Sunday, October 30, 2016

Come on body - I expect more from you than waking up way too early and then wanting to sleep for the most useful parts of the day. My quest to be the super athlete I know I can be (until proven otherwise) is challenged daily by my inability to sleep at convenient times. I woke up today at 7am. Got up, made a smoothie, and now - at 8:20 am I feel sleep calling me again. The dog hasn't even bothered to get up.

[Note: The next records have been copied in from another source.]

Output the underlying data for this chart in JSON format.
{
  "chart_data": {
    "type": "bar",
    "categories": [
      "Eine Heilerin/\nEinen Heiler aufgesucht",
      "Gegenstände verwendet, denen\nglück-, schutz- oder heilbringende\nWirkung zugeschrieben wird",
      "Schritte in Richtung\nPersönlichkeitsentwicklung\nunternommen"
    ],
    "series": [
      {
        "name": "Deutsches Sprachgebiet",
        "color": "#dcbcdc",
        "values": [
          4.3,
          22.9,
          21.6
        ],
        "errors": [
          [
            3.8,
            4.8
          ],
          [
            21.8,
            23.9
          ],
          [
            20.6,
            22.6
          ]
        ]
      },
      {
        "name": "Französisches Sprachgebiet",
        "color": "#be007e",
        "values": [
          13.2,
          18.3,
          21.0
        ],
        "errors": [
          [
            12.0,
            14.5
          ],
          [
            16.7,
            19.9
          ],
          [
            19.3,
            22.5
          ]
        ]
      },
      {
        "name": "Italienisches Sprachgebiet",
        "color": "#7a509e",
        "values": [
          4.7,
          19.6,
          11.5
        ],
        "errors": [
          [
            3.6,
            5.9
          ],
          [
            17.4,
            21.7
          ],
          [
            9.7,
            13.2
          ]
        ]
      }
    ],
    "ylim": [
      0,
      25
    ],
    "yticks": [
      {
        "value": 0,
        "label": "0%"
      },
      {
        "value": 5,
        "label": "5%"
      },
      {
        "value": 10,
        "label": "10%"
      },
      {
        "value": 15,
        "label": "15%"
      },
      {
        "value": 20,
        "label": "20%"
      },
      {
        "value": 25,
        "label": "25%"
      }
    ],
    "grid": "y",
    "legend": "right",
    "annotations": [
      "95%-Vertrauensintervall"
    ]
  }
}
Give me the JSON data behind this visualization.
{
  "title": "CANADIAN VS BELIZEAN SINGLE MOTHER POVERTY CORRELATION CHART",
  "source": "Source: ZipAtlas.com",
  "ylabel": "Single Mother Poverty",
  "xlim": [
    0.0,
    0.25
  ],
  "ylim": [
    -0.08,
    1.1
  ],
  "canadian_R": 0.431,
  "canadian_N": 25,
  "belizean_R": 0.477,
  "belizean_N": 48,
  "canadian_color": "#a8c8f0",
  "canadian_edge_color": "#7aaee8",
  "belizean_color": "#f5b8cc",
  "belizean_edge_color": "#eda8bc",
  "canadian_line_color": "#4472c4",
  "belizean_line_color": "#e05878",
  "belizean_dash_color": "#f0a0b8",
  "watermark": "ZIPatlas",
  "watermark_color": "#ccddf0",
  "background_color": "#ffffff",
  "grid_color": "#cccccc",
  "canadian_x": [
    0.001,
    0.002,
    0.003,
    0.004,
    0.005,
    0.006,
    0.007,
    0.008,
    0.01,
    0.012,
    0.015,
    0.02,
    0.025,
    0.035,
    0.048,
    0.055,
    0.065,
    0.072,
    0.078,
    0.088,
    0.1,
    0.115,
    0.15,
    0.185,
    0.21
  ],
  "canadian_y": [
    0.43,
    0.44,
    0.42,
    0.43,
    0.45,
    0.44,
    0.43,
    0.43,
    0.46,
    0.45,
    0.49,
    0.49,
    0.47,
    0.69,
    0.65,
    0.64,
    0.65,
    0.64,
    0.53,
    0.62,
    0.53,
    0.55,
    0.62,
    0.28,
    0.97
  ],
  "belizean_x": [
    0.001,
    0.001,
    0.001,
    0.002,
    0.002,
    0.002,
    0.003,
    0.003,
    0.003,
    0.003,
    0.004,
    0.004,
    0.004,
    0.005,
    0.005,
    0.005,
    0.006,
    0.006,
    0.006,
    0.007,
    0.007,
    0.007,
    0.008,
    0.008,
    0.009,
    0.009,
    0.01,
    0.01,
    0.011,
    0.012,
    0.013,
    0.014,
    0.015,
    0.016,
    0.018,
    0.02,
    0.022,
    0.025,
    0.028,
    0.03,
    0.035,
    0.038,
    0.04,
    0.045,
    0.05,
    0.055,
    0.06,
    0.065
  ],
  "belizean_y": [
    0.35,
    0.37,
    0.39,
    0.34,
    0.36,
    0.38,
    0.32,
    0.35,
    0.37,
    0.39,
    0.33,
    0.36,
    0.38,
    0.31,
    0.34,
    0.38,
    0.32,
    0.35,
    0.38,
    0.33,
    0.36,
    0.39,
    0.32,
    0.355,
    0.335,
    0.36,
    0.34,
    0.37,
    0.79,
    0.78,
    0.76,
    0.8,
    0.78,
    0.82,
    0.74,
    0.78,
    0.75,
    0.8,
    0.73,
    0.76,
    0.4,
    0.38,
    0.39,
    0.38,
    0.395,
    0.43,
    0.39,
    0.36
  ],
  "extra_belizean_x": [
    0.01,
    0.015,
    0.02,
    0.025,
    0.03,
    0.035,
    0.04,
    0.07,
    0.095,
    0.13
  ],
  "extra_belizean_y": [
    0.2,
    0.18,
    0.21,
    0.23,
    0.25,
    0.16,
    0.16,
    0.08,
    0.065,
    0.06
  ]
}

She knows me too well. I've been watching a video on Instagram by superhumanyogi. In the video he's working out in the snow and the rain doing his handstand press ups and making other superhuman stuff look like child's play. I want that stuff. I want it really bad, but I want to sleep more. I'm going back to sleep as soon as I've finished writing this post. In fact, I'm not even going to finish this post - I'm going back to sleep now. I've wanted to write for a while now, but I've procrastinated forever on starting a new blog. Now it's done. It's started. I got up early. I made an amazing smoothie with nuts and fruit and spirulina. I was on fire for about half an hour. I sat in bed with my smoothie reading a book by an ultramarathon runner. Now I'm done. The weights, the hill trail, the ab session and yoga will have to wake until I'm back from wherever it is that we go when we sleep.